Are the move semantics used in Example A necessary, and which struct is superior?

Example A:

struct A
{
    std::string a;
    A( std::string a ) : a( std::move(a) ){ }
};

Example B:

struct B
{
    std::string b;
    B( const std::string& b ) : b( b ){ }
};

I don't believe this is a duplicate question. I am asking specifically which example is superior from the perspective of using member initialization in a class constructor. None of the examples or answers listed in the other question dealt with member initialization.

I don't like that the constructor is called with a reference parameter, then copied into the member. It seems that it could be wasteful to have multiple copy operations.

I want to "pipe" the data into the members as efficiently as possible but I don't want to take rvalues as the constructor parameters.

Struct A is superior.

Moving an object is usually very cheap (and can often be completely optimized out), so typically one shouldn't care about the number of moves. But it's important to minimize the number of copies. The number of copies in example A is equal to or less than the number of copies in example B.

More specifically, A and B are equivalent if the original string is an L-value:

std::string s;
...
A a(s);  // one copy
B b(s);  // one copy

but A is better when the original string is an R-value:

std::string MakeString();
...
A a(MakeString());  // zero copies
B b(MakeString());  // one copy

In my opinion it is not genuine to compare both.
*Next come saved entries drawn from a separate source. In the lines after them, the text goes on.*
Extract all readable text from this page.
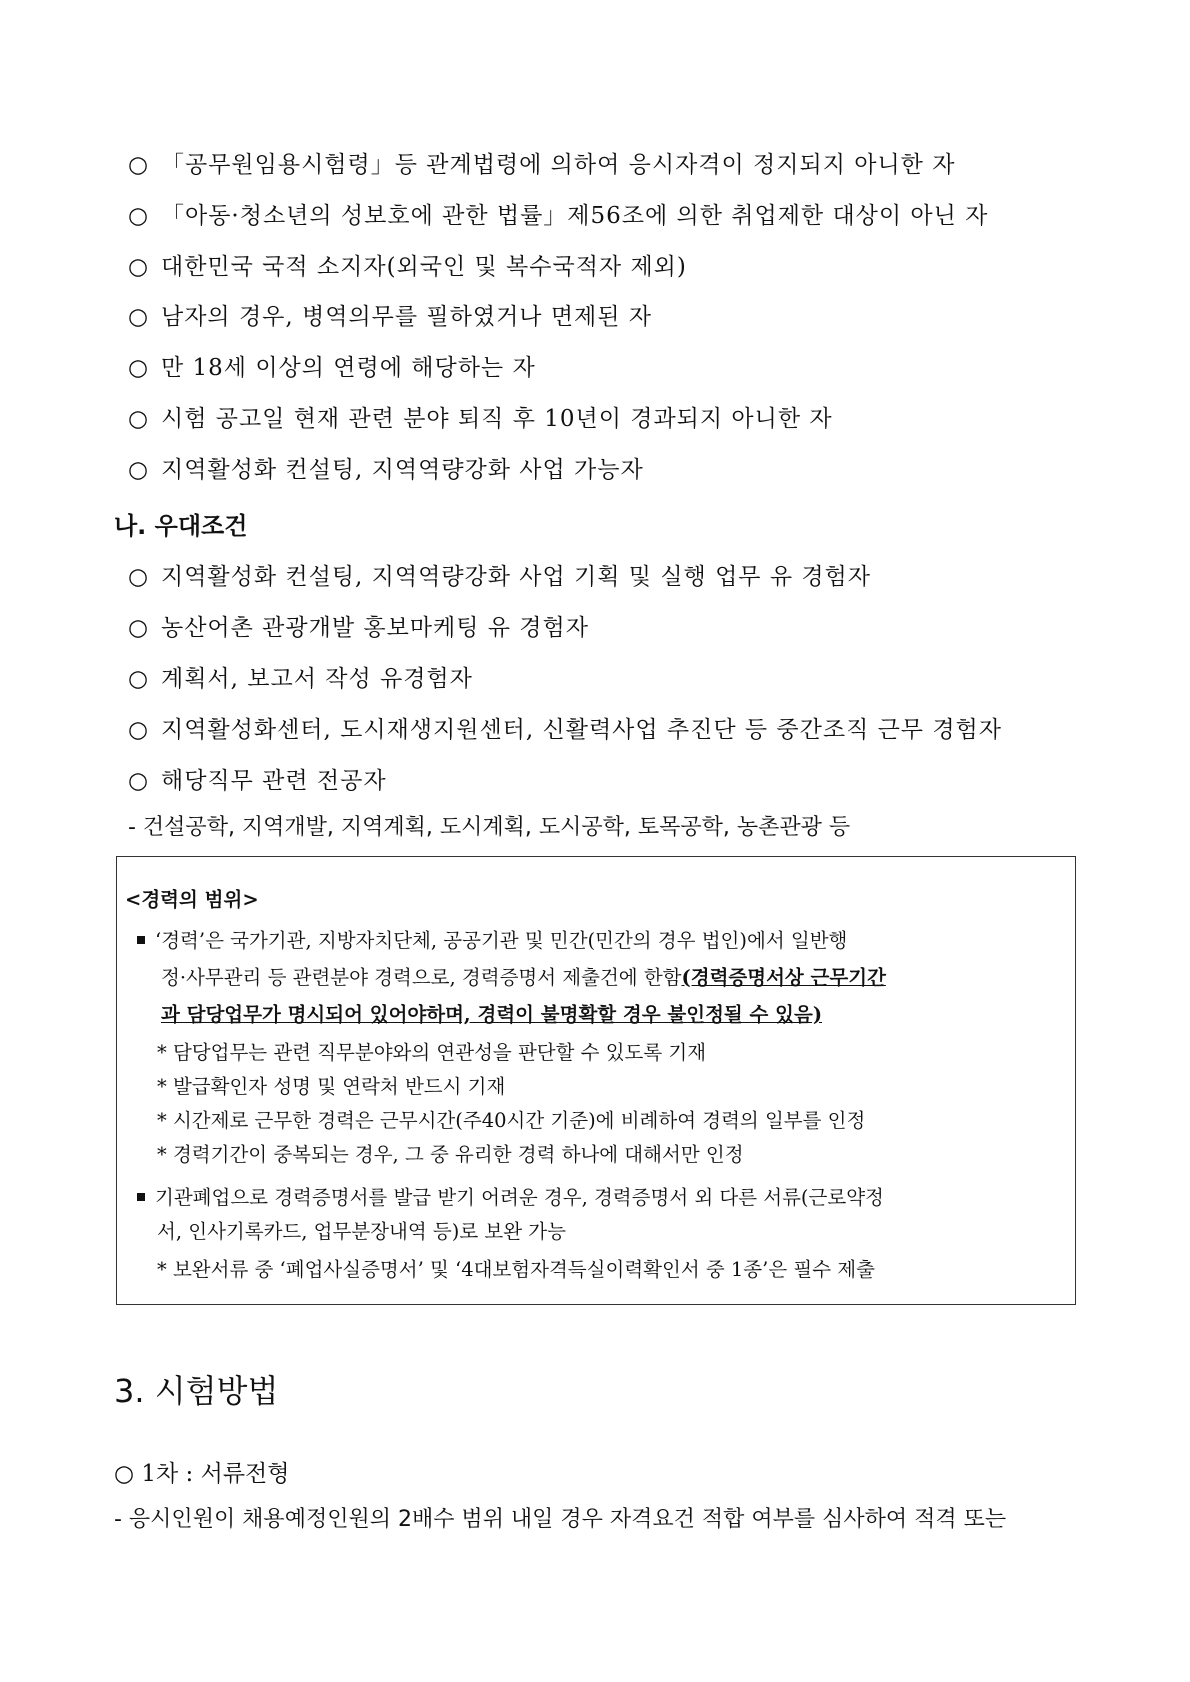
○ 「공무원임용시험령」등 관계법령에 의하여 응시자격이 정지되지 아니한 자
○ 「아동·청소년의 성보호에 관한 법률」제56조에 의한 취업제한 대상이 아닌 자
○ 대한민국 국적 소지자(외국인 및 복수국적자 제외)
○ 남자의 경우, 병역의무를 필하였거나 면제된 자
○ 만 18세 이상의 연령에 해당하는 자
○ 시험 공고일 현재 관련 분야 퇴직 후 10년이 경과되지 아니한 자
○ 지역활성화 컨설팅, 지역역량강화 사업 가능자
나. 우대조건
○ 지역활성화 컨설팅, 지역역량강화 사업 기획 및 실행 업무 유 경험자
○ 농산어촌 관광개발 홍보마케팅 유 경험자
○ 계획서, 보고서 작성 유경험자
○ 지역활성화센터, 도시재생지원센터, 신활력사업 추진단 등 중간조직 근무 경험자
○ 해당직무 관련 전공자
- 건설공학, 지역개발, 지역계획, 도시계획, 도시공학, 토목공학, 농촌관광 등
<경력의 범위>
‘경력’은 국가기관, 지방자치단체, 공공기관 및 민간(민간의 경우 법인)에서 일반행
정·사무관리 등 관련분야 경력으로, 경력증명서 제출건에 한함(경력증명서상 근무기간
과 담당업무가 명시되어 있어야하며, 경력이 불명확할 경우 불인정될 수 있음)
* 담당업무는 관련 직무분야와의 연관성을 판단할 수 있도록 기재
* 발급확인자 성명 및 연락처 반드시 기재
* 시간제로 근무한 경력은 근무시간(주40시간 기준)에 비례하여 경력의 일부를 인정
* 경력기간이 중복되는 경우, 그 중 유리한 경력 하나에 대해서만 인정
기관폐업으로 경력증명서를 발급 받기 어려운 경우, 경력증명서 외 다른 서류(근로약정
서, 인사기록카드, 업무분장내역 등)로 보완 가능
* 보완서류 중 ‘폐업사실증명서’ 및 ‘4대보험자격득실이력확인서 중 1종’은 필수 제출
3. 시험방법
○ 1차 : 서류전형
- 응시인원이 채용예정인원의 2배수 범위 내일 경우 자격요건 적합 여부를 심사하여 적격 또는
Most of the times the implemented copy constructor makes deep copy and the main intention behind is to ensure the source object is not modified.

std::move which eventually calls move constructor for rvalue reference, just copies the pointer and can set the source object pointer to NULL. This scenario is mainly for temporary objects.

So both examples are meant for two different purpose, one (copy constructor) when you want source object to be untouched, and the other (std::move) is meant for dealing temporary objects.